Mickey Joseph said he’s never been a multi-touchdown underdog in a football game. Not as a coach, certainly not as a player. Absolutely not.
That spread, which now deems Nebraska a 29-point underdog going into Ann Arbor on Saturday, means the betting world sees Michigan as four touchdowns better than Nebraska. That’s how the interim head coach saw it on Tuesday at the podium.
“But you still got to kick the ball off,” Joseph said. “You’ve got to play at the top level. You’ve got to play 60 minutes and we’re not going to back down. These kids won’t do that. These coaches won’t do that.”
No. 3 Michigan hosts the 2:30 p.m. kickoff with an unblemished record. The Wolverines find out where exactly they are in the latest College Football Playoff rankings Tuesday night but would lock a second consecutive playoff berth if the season ended today. Michigan made the playoff last year when Nebraska’s upset bid fell 7 points shy, like so many others, in Lincoln last year. Those from that team, like tight end Travis Vokolek, said last year’s meeting wasn’t some fluke or odd circumstance. The Huskers could once again make a run at mighty Michigan if they stayed focused.
“It’s just executing and finishing games,” Vokolek said. “If we execute on offense I like our chances this weekend.”
Nebraska’s offensive execution might look different this week than weeks prior. Joseph and the players who spoke on Tuesday knew the physical nature of the Big Ten and how their upcoming opponent epitomized that physicality. That means lining strength on strength. Offensive lineman Ethan Piper said it starts with visualizing “you’ll kick some butt,” and believing they can move their opponent off the line. “It will be a dog fight up front,” he said.
Joseph revisited comments he made following the loss to Oklahoma in September. He regretted not slowing the game down earlier. He wants to see run-based, physical strategy going into a monument of Big Ten football.
“We’ve got to play Big Ten football, eventually we’ll get to that,” Joseph said. “You’ve got to try to play Big Ten football and slow it down.
“You’ve got to be happy with 3 or 4 yard runs.”
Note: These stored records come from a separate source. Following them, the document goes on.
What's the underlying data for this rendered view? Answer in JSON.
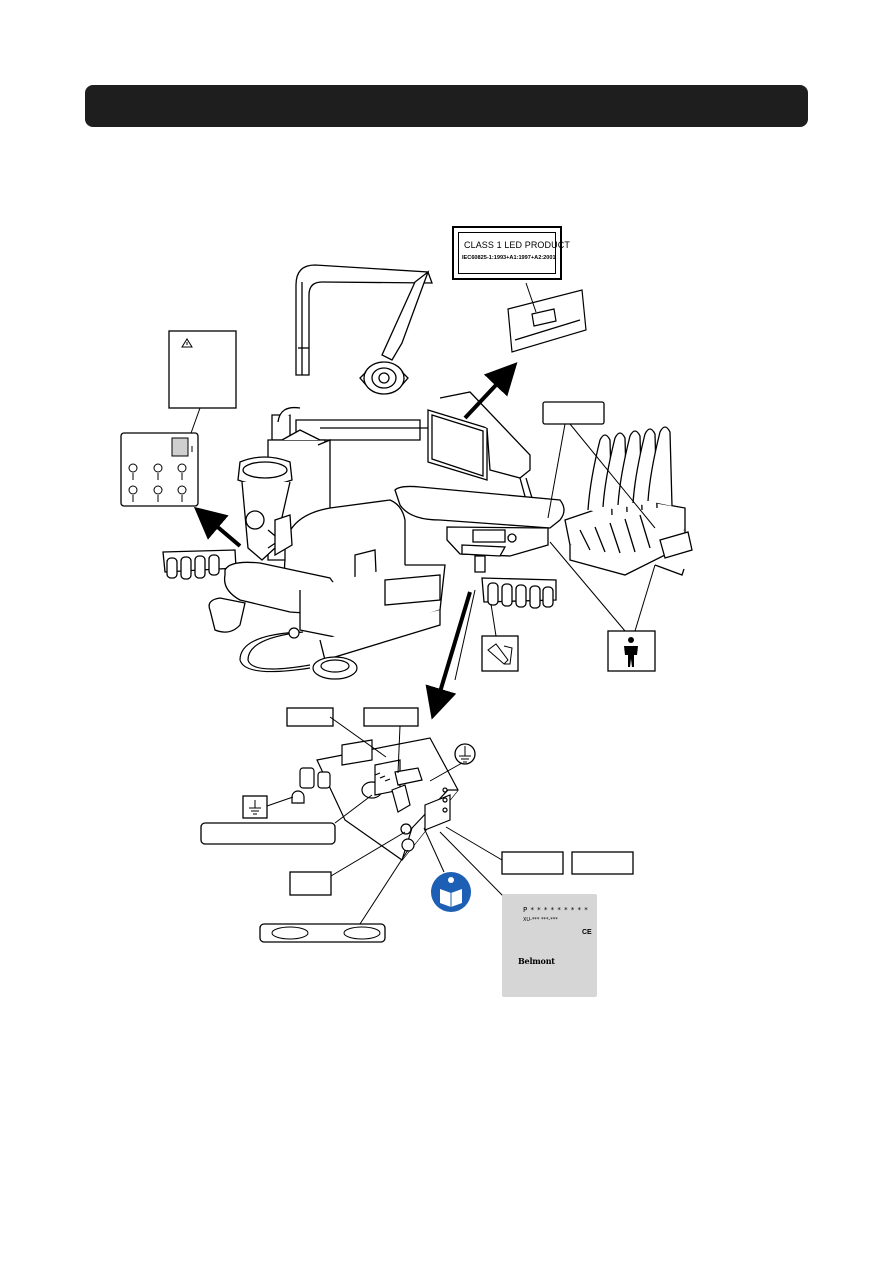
{
  "page": {
    "header_title": ""
  },
  "led_label": {
    "title": "CLASS 1 LED PRODUCT",
    "standard": "IEC60825-1:1993+A1:1997+A2:2001"
  },
  "rating_plate": {
    "serial": "P * * * * * * * * *",
    "model": "XU-*** ***-***",
    "ce_mark": "CE",
    "manufacturer": "Belmont"
  },
  "icons": {
    "warning": "warning-triangle-icon",
    "ground": "ground-symbol-icon",
    "applied_part": "type-b-applied-part-icon",
    "manual": "read-manual-icon",
    "hot_water": "hot-surface-icon"
  },
  "colors": {
    "header": "#1e1e1e",
    "plate": "#d6d6d6",
    "manual_icon": "#1d5fb5"
  }
}
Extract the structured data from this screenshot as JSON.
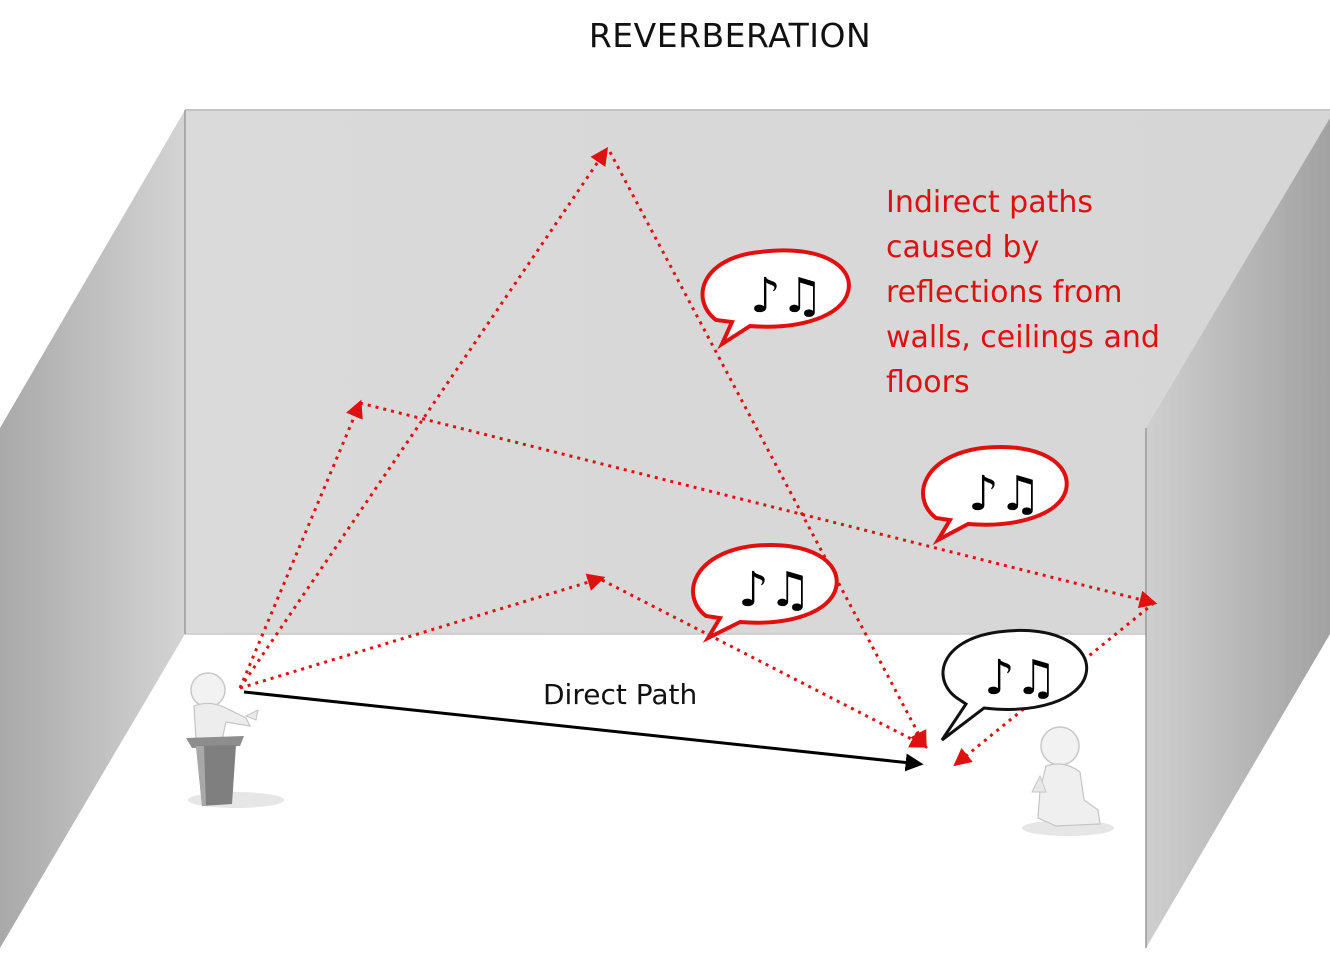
{
  "title": "REVERBERATION",
  "annotation": {
    "lines": [
      "Indirect paths",
      "caused by",
      "reflections from",
      "walls, ceilings and",
      "floors"
    ]
  },
  "direct_path_label": "Direct Path",
  "colors": {
    "indirect": "#e01010",
    "direct": "#000000",
    "back_wall": "#dcdcdc",
    "side_wall": "#b8b8b8"
  },
  "icons": {
    "note": "music-notes-icon",
    "speaker": "speaker-figure-icon",
    "listener": "listener-figure-icon"
  }
}
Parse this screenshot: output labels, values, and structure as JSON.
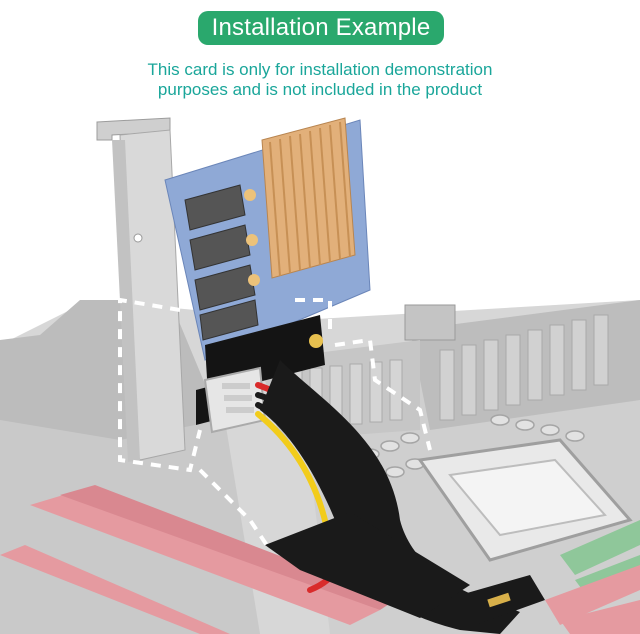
{
  "header": {
    "title": "Installation Example",
    "note_line1": "This card is only for installation demonstration",
    "note_line2": "purposes and is not included in the product"
  },
  "colors": {
    "title_bg": "#2aa86d",
    "note_text": "#1aa69a",
    "heatsink": "#e2b07a",
    "pcb": "#8fa9d6",
    "cable": "#1a1a1a",
    "wire_red": "#d92b2b",
    "wire_yellow": "#f2cc1b",
    "pcie_slot": "#e59aa0",
    "ram_slot": "#8fc79a"
  }
}
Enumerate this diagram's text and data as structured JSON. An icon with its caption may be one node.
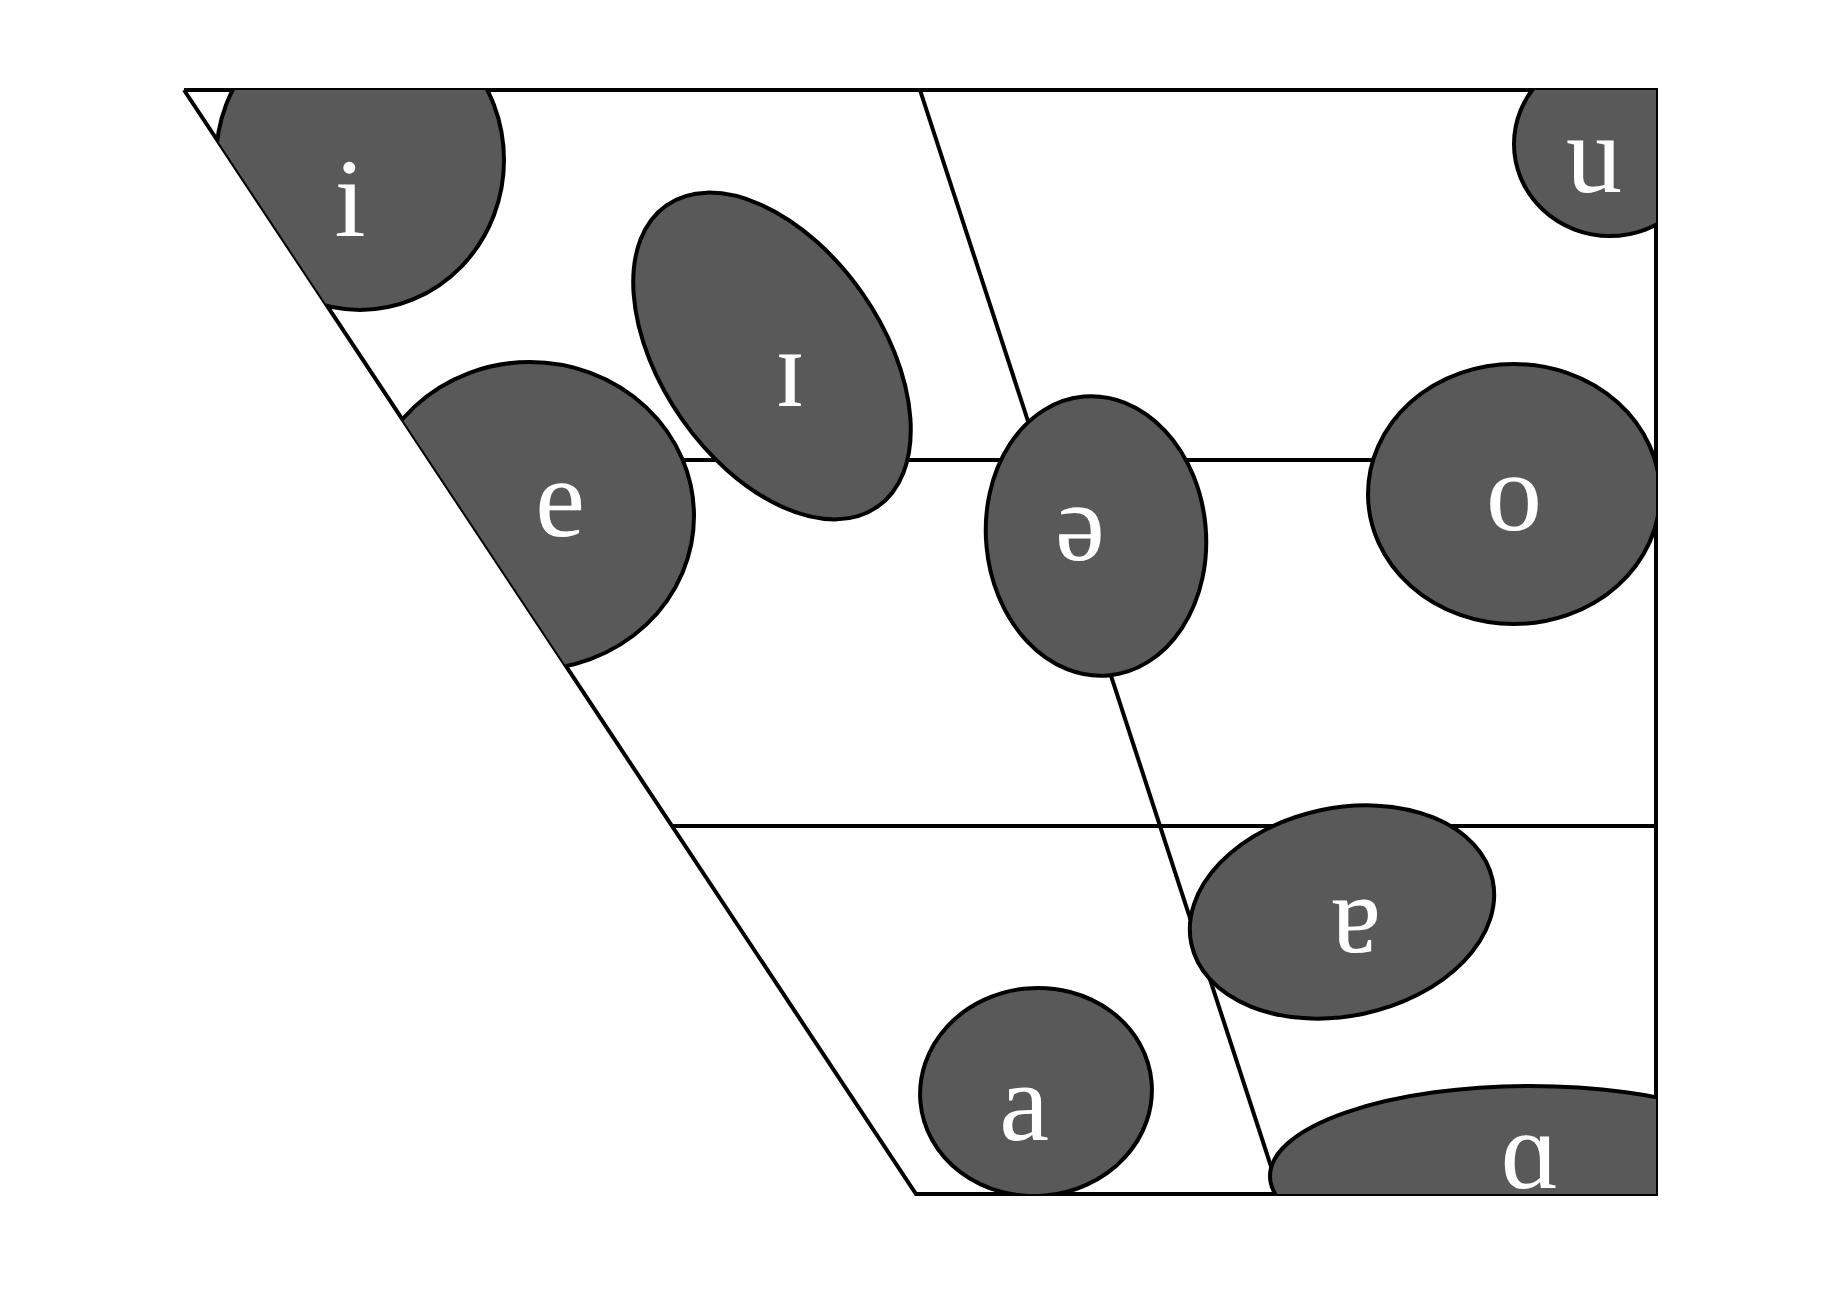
{
  "diagram": {
    "nodes": [
      {
        "text": [
          "i"
        ]
      },
      {
        "text": [
          "u"
        ]
      },
      {
        "text": [
          "ɪ"
        ]
      },
      {
        "text": [
          "e"
        ]
      },
      {
        "text": [
          "ə"
        ]
      },
      {
        "text": [
          "o"
        ]
      },
      {
        "text": [
          "ɐ"
        ]
      },
      {
        "text": [
          "a"
        ]
      },
      {
        "text": [
          "ɑ"
        ]
      }
    ]
  }
}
Joseph communicated that message among the coaches. He said how the message was received stayed between himself and offensive coordinator Mark Whipple.
Piper felt this made his job, and the entire offensive line’s, became more important with that decision. While the offense stuck to its gameplan throughout consistent 3-and-outs against Minnesota and Illinois, he feels they have to prove they can stick with the run.
“We have to give Mickey the confidence that we can get 4 yards a carry,” the sophomore from Norfolk Catholic said. “That starts with practice and we’ve just got to be more physical and impose our will on the opponent.”
That mentality, the sheer physicality that Joseph wanted the team to embrace in the bye week ahead of the Indiana win, carries over to defense. The Huskers held Minnesota scoreless in the first half with minimal yards last week. A similar result isn’t likely this Saturday but the effort can be.
Sophomore Marques Buford is listed at 5-feet-11, 190 pounds. He said “it is what it is,” in terms of the physicality. His job is to get the ball carrier down, even if they more likely than not have a 25-pound advantage. Michigan’s Blake Corum is no exception. He’s a Heisman contender with three games left in the season. Michigan head coach Jim Harbaugh on Monday called him the best back he’s ever coached. Harbaugh couldn’t think of a comparison other than Frank Gore.
“But everybody has to put their helmet on the same, everybody puts their shoulder pads on the same, everybody has to pull their pads up the same,” Buford said on Tuesday. “At the end of the day we’re going in there to beat Michigan, we’re not going in there to beat just Blake or just the quarterback or one person on the team. We’re going in there to win the game, entirely.”